OLEDs apps are making the OEM headlines
05-06-2017 | By Mark Patrick
Organic Light-Emitting Diode (OLED) displays are front-page news again following the industry rumour that Apple is considering the thin, lightweight screen technology for the forthcoming iPhone 8. It has also distinguished its MacBook Pro with an innovative OLED touch bar. In addition to this, Samsung, a major OLED maker, has featured curved OLED displays in several of its flagship phones and LG’s large OLED TVs are winning plaudits for their vibrancy and sharpness, despite high prices.
But OLED’s success has in some respects been a long time coming. Those with long memories might recall the first wave of OLED display fever 20 years ago when news reports extolled the benefits of the new technology: cheaper, brighter and lighter than LCD screens. What’s more, thin OLED displays could be flexible – soon we could roll up our mobile phones and TVs just like a newspaper.
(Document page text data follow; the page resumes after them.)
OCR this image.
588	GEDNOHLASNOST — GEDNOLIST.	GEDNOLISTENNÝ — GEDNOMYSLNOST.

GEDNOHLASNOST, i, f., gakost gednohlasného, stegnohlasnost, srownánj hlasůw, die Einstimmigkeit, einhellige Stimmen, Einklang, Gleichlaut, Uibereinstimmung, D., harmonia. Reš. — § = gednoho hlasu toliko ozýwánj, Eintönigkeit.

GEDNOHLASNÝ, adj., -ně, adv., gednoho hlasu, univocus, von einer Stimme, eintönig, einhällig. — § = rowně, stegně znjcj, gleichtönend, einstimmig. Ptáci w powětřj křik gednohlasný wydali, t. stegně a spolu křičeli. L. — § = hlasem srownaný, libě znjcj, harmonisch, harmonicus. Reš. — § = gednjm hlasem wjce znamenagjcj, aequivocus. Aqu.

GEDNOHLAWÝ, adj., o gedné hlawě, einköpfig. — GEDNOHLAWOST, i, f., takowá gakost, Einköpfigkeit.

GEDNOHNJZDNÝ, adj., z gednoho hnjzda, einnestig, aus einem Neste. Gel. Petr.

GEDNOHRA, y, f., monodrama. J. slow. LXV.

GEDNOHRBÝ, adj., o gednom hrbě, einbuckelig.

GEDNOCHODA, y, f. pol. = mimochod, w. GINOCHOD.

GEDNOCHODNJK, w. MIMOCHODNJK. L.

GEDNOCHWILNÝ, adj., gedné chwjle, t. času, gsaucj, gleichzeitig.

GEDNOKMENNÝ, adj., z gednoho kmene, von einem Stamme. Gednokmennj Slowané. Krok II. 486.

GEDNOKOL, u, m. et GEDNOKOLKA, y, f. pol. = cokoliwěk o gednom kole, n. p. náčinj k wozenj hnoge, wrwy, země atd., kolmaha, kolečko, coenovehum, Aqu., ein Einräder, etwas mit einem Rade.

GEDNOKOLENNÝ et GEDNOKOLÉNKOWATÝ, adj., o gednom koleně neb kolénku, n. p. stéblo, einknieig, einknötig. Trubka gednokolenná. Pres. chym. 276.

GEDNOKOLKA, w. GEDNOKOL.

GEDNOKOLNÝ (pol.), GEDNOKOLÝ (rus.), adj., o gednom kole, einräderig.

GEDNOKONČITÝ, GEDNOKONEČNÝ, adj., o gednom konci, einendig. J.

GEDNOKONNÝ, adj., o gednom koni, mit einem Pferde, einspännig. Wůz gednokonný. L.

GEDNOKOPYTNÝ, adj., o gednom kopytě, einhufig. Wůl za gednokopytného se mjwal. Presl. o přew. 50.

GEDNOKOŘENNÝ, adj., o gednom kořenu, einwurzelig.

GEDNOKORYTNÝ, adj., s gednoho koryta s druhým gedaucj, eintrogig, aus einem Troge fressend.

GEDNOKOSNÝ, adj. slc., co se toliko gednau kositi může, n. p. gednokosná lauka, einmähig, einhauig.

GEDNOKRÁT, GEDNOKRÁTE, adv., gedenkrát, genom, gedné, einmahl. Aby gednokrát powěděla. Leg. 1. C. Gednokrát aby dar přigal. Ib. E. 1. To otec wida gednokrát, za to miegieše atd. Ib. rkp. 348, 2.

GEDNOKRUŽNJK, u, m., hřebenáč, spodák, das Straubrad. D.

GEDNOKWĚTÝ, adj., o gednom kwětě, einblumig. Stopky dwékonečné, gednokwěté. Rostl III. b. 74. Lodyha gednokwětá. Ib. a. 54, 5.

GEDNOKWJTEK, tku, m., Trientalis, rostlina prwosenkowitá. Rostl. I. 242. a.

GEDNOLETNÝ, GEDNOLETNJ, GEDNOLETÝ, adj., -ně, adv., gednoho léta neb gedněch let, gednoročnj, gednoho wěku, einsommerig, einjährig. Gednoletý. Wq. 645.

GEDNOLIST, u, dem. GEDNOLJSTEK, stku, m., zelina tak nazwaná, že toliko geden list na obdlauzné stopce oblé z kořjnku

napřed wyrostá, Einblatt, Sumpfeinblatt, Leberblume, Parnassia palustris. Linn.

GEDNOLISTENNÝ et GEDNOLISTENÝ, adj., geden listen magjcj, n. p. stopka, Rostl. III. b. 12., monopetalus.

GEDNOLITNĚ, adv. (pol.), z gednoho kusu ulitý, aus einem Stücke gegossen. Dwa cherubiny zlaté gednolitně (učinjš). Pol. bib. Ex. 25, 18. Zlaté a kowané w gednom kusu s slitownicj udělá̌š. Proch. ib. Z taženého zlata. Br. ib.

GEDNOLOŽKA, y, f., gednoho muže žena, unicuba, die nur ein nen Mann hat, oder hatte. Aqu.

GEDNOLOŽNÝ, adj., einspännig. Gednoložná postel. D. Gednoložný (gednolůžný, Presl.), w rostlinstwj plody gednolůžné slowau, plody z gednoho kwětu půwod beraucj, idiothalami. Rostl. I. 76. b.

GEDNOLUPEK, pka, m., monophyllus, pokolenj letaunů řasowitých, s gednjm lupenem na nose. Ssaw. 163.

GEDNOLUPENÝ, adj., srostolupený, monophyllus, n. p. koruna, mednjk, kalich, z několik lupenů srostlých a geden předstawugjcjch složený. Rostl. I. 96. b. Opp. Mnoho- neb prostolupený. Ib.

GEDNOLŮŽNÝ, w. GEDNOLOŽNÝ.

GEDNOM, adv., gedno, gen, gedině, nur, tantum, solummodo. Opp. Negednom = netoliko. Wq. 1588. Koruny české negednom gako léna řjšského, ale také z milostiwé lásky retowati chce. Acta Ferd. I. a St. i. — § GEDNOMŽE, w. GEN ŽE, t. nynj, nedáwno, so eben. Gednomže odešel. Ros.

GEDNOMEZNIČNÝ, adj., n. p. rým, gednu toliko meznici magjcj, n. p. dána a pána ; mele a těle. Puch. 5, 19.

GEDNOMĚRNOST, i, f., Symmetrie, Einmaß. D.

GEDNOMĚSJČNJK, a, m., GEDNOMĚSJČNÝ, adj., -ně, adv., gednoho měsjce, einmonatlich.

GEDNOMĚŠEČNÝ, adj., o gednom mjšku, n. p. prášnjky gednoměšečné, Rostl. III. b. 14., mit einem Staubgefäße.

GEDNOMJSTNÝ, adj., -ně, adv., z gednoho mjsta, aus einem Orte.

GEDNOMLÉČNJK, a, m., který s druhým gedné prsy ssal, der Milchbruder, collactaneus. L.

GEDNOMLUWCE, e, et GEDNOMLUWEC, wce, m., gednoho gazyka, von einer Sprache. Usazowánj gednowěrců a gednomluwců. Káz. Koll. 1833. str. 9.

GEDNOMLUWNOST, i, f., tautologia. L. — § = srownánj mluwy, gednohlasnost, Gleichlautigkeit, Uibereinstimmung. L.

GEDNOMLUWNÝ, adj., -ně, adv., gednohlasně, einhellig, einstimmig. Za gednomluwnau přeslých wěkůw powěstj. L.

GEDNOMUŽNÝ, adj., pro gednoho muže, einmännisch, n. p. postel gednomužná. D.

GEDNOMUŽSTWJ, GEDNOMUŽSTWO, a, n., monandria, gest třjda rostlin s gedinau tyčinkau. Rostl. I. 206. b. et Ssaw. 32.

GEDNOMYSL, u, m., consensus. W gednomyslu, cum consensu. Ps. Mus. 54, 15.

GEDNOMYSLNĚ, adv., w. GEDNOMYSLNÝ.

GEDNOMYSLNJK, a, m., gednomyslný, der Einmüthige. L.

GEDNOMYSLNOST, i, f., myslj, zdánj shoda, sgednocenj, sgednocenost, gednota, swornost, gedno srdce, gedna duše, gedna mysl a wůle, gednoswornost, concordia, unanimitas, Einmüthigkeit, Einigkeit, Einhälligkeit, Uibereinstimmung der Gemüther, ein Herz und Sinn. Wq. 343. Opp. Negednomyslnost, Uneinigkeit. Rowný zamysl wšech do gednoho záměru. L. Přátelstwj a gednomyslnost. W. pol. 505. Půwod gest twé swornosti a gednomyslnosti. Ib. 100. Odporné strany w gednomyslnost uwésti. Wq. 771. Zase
As usual, the reports were far ahead of reality. As every engineer knows, it’s one thing to make a research breakthrough in the lab, and quite another to scale up that discovery into mass production – but we are finally seeing OLED displays as a component that can be part of any project.
OLED vs LED vs LCD
OLEDs are based on electroluminescence in organic compounds. They rely on the same basic physical principle as the older, non-organic LEDs – efficiently generating light from electricity by continuously pumping electrons up to a higher energy state and inducing them to emit photons to release that energy. But OLEDs produce relatively diffuse light with a wide viewing angle and good heat dissipation; they are particularly suitable for production in large sheets of closely spaced elements; and the small organic molecules are almost transparent, making them easy to layer without light loss. Despite the misnamed “LED TV” (actually an LCD panel with a few white LED backlights), LEDs are not suitable for the high-pixel-density displays required by consumer devices.
These characteristics, and others, of OLEDs promise many advantages over LCD displays, such as naturally wide viewing angles, low driving voltage, and high contrast and colour range. Most importantly, unlike LCDs, the individual elements of an OLED are luminescent and so need no backlight. This makes the display thinner and lighter, offers potential for power saving, and simplifies design and manufacturing – and it also produces a vibrant image with darker blacks and higher contrast compared to the subtractive filtering approach inherent in LCD design.
Yield Woes
Early OLED display makers suffered from low production yields, particularly for larger displays. Yields below 30% were common. And what’s worse, those costly, bright and clear OLED displays weren’t lasting long enough. Customers complained of screen burn-in (a permanent ghost image of static user interface elements), fading brightness, and colour shifts. Sometimes, the deterioration was visible within a year or two of manufacture.
These problems caused a slower-than-predicted roll-out for OLED technology. Small displays led the way, as they naturally have higher yields. Moreover, owners typically replace mobile phones more frequently than TVs and notebook PCs, so may never notice a phone’s display quality is degrading. Display panel yields are particularly vulnerable to flaws because every fault is visible to end users. Other complex semiconductor devices, like CPUs and memory chips, can be sold with defective areas of the chip disabled, perhaps as cheaper, lower-spec components.
Yields have improved, but for the toughest challenge, large screens, there is room for improvement. LG, which dominates the still-nascent OLED TV market, with over 90% of the approximately one million TVs sold in 2016, reported yields of 65% for UHD screens. The company trumpeted a threefold increase in mean lifetime, up to 100,000 hours – eleven years of continuous viewing – but it’s notable that LG attributed this to better post-production testing, not manufacturing yield. LG’s success is partly thanks to its patented manufacturing process, relying on white OLEDs – other manufacturers use different technology, typically based on RGB OLEDs.